Currently, the Taliban leadership were taking pictures in the president’s office, vacated hours before, proving they were in charge, but the Americans were evacuating traitors at an incredible rate. If he wanted to catch the men on the list, it had to be swift.
And there was one name that he wanted more than any other. Jahn Azimi.
That single man had done more damage to the Haqqani network than any American platoon of commandos. In fact, he’d led the commandos to his doorstep time and time again, killing his men with impunity. Whether a drone strike or an outright assault, Jahn Azimi was at the heart of death. And Sirajuddin was determined to make him pay. It wasn’t personal. It was Afghanistan.
Two men burst into the room, dragging another man in uniform on his knees. The first said, “Jahn was on a helicopter! He took the Bactrian Treasure! This man helped him.”
Sirajuddin stood up and said, “What are you talking about?”
The first man cuffed the guard in the head, knocking him to the ground. The second said, “Jahn was here, hours ago. He left with the national security advisor. Both of them took the Bactrian Treasure. This pig actually loaded it onto the helicopter.”
The guard began blubbering, saying, “He told me he was protecting it. He told me it was sanctioned. I did what they said. I wasn’t trying to harm anything.”
Sirajuddin circled his newfound desk and said, “You saw the treasure leaving?”
Fearful for his life, the guard said, “Yes. I’m sorry. I didn’t mean anything by helping. I just did my job.”
Sirajuddin said, “Stand up.”
He did. Sirajuddin said, “We gave amnesty to all who fought against us. You have nothing to fear.”
The man nodded, not believing the words, but hoping.
Sirajuddin pulled a picture from the stack on his desk and said, “Did you see this man today?”
The guard nodded, saying, “He was with the national security advisor. Ahmad Khan. They had us load the Bactrian Treasure into a helicopter. And then they left.”
While he knew the Taliban hierarchy would care a great deal about the treasure, Sirajuddin did not. He said, “This man was the one? He was there?”
“Yes, sir. He was there. He flew away.”
“Where? Where did he go?”
“I don’t know. I think Tajikistan. Dushanbe. But I don’t know for sure.”
One of the men cursed him, then smacked him in the head again, slamming him to the floor.
Sirajuddin held his hand up and said, “Stop. He is not the enemy.”
The guard looked at him with dread, saying, “I was just doing my job.”
Sirajuddin said, “I know. And now you’ll continue your job. You are free to go.”
The man looked at the two others, waiting on the axe to fall. When it didn’t, he scurried out of the room, running as if he were escaping a fire.
Sirajuddin let him go, then said, “Get me Shakor. Right now.”
Four minutes later a man entered. Unlike the others in the room, Shakor was dressed like a Western soldier, with a camouflage uniform that included body armor and an M4 rifle with optics instead of a beat-up AK-47. If one didn’t know better, he could have been one of the elite Afghan Commandos trained by the United States Special Forces.

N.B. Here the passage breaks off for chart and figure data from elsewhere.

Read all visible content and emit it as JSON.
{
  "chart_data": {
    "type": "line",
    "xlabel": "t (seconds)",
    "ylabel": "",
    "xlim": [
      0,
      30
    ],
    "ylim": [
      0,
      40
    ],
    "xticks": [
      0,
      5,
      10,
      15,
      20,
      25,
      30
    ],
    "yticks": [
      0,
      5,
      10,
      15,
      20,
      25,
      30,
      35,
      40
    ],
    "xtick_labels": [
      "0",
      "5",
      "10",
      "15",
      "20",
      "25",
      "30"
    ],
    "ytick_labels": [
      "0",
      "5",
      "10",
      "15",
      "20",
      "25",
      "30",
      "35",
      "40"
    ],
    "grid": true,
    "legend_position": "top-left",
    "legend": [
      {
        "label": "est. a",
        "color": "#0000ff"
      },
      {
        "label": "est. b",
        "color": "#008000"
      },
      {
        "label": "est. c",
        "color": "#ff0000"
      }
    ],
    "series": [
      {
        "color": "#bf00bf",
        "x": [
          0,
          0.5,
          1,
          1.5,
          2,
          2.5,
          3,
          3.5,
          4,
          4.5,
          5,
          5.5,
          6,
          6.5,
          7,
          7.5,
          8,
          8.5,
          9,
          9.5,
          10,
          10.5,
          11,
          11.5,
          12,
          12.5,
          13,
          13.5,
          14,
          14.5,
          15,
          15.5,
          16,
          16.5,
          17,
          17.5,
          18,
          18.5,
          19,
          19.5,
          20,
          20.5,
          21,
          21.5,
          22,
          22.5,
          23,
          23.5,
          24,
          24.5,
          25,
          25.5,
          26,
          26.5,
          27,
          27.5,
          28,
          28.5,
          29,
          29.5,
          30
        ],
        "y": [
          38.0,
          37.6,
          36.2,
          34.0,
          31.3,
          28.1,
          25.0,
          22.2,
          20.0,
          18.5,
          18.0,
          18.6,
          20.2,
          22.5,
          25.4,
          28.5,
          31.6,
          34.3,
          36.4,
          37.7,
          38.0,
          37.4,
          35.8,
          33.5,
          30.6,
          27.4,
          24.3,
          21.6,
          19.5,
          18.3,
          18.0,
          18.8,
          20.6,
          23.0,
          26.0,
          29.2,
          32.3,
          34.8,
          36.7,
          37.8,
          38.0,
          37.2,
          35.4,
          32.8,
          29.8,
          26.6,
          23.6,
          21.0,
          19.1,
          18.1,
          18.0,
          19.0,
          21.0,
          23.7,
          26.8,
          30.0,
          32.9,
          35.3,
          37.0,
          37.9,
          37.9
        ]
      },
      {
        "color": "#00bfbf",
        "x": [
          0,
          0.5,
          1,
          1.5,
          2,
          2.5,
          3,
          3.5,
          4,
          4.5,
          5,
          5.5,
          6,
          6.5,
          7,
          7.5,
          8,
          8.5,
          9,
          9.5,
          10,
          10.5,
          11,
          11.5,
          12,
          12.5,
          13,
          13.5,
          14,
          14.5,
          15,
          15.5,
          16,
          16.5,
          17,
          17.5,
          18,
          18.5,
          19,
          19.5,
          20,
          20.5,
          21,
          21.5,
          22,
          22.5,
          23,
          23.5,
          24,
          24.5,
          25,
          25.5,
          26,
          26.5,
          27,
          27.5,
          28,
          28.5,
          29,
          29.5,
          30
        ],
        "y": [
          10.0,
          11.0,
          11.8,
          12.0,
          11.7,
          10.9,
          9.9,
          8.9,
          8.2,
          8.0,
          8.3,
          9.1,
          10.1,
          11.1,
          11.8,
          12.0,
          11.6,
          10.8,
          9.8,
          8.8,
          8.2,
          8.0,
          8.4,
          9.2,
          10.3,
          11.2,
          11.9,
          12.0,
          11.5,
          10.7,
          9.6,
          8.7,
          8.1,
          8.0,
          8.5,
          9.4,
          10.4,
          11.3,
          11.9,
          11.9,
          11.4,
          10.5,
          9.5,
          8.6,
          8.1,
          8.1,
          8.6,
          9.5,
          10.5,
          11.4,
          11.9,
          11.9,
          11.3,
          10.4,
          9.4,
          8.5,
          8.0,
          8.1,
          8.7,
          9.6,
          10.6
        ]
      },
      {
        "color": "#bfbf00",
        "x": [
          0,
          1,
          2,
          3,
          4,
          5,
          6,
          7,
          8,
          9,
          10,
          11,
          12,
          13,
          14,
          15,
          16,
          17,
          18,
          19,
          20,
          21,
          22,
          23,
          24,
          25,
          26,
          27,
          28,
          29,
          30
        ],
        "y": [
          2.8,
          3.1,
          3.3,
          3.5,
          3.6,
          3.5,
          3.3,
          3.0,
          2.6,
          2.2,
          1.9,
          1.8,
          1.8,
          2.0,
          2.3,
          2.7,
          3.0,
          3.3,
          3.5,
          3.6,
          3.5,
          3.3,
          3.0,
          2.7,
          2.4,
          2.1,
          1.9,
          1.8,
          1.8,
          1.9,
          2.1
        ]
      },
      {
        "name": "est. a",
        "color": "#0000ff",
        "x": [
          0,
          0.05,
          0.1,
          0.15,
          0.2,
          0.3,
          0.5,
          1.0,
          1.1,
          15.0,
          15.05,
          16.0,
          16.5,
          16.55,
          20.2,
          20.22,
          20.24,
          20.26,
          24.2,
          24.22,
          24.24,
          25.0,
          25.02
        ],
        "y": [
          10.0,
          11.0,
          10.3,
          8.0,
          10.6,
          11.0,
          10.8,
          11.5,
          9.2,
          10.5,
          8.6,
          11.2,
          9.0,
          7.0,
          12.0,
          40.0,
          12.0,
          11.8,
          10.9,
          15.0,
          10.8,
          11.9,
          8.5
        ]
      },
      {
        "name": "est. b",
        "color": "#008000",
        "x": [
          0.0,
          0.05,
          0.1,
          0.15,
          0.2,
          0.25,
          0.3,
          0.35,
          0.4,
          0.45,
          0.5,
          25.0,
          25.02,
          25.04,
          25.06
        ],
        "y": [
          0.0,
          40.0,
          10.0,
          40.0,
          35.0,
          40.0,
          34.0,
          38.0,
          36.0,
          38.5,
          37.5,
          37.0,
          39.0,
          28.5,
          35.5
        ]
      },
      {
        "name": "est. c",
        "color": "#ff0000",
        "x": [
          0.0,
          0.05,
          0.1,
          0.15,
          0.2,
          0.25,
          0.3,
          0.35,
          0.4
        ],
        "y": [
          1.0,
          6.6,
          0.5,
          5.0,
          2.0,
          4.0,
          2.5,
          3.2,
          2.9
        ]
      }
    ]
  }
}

But he wasn’t. He was the commander of the Badr 313 Battalion. Named after the Battle of Badr, where the prophet Muhammed led 313 men to victory in the first century, the battalion was the elite of the Taliban. At the forefront of the fighting, using both special operations tactics and suicide missions, it was not an exaggeration to say that the battalion was the reason the Taliban were sitting in the Arg. And if imitation was the sincerest form of flattery, the men of the battalion were outfitted and clothed just like the Western Special Forces they had fought for more than twenty long years.